Cette régénération des arbres fruitiers en Alsace, entreprise et aidée par l’État, a été définitivement accomplie par une famille de jardiniers dont les travaux et l’intelligence méritent un souvenir reconnaissant. Jean Baumann, de Dornach, était en 1730 ouvrier-jardinier chez un riche horticulteur de la Hollande. Sur le bruit du savoir qu’il avait acquis, le maréchal de Rosen l’engagea à son service et lui confia la direction de ses jardins à Bollwiller. Vers 1740, le maréchal lui permit d’établir une petite pépinière d’arbres fruitiers pour son compte.

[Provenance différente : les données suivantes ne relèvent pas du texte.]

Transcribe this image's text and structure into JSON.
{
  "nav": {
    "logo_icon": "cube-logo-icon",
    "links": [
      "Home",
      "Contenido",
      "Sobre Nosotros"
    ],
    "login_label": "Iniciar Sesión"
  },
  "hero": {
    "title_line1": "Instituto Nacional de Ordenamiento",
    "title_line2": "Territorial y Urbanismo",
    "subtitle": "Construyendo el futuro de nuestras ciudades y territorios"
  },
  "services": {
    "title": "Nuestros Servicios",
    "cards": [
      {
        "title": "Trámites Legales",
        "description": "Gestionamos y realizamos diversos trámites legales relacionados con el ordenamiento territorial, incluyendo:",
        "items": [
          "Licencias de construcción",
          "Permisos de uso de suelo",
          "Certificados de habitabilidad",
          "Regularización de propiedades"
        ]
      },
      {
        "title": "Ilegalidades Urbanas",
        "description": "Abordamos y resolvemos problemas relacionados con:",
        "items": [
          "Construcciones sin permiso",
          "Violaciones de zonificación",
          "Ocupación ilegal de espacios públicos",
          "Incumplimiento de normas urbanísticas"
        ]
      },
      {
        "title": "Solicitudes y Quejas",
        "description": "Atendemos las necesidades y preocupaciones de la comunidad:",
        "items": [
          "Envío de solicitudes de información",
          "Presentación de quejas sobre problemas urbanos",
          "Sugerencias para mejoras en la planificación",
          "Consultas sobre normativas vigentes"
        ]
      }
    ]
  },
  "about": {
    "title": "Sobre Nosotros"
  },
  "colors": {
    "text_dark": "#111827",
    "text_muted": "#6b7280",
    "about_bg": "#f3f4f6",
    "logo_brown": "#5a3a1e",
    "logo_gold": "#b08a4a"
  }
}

Son fils François-Joseph lui succéda en 1760 ; il agrandit la pépinière, l’enrichit d’espèces nombreuses et nouvelles de fruits, tirées des meilleurs jardins de la France, et en fit un établissement célèbre dans toute l’Europe. Il était prévôt de Bollwiller en 1788. J’ai devant moi le catalogue des arbres fruitiers qu’il cultivait et propageait à cette époque. Il est très-riche et atteste les efforts que cet horticulteur renommé a faits pour doter notre province des arbres à fruits qui faisaient la gloire des jardins français. J’y compte trente-six variétés de pêches, parmi lesquelles la belle chevreuse, la madelaine, la chancelière, la cardinale de Furstenberg, la belle de Vitry, le téton de Vénus, le pavie rouge de Pomponne ; dix espèces d’abricots : d’Angoumois, de Provence, de Hollande, d’Alger, de Nancy, le plus recherché de tous, etc. ; vingt-neuf variétés de prunes : damas de Tours, drap d’or, impériale, royale, dauphine, de monsieur, perdrigon, Sainte-Catherine ; douze espèces de cerises : guignes, bigarreaux, griottes ; le général marquis de Rosen aimait par-dessus toutes le gros bigarreau

  1. Peuchet, Description du Bas-Rhin, p. 13.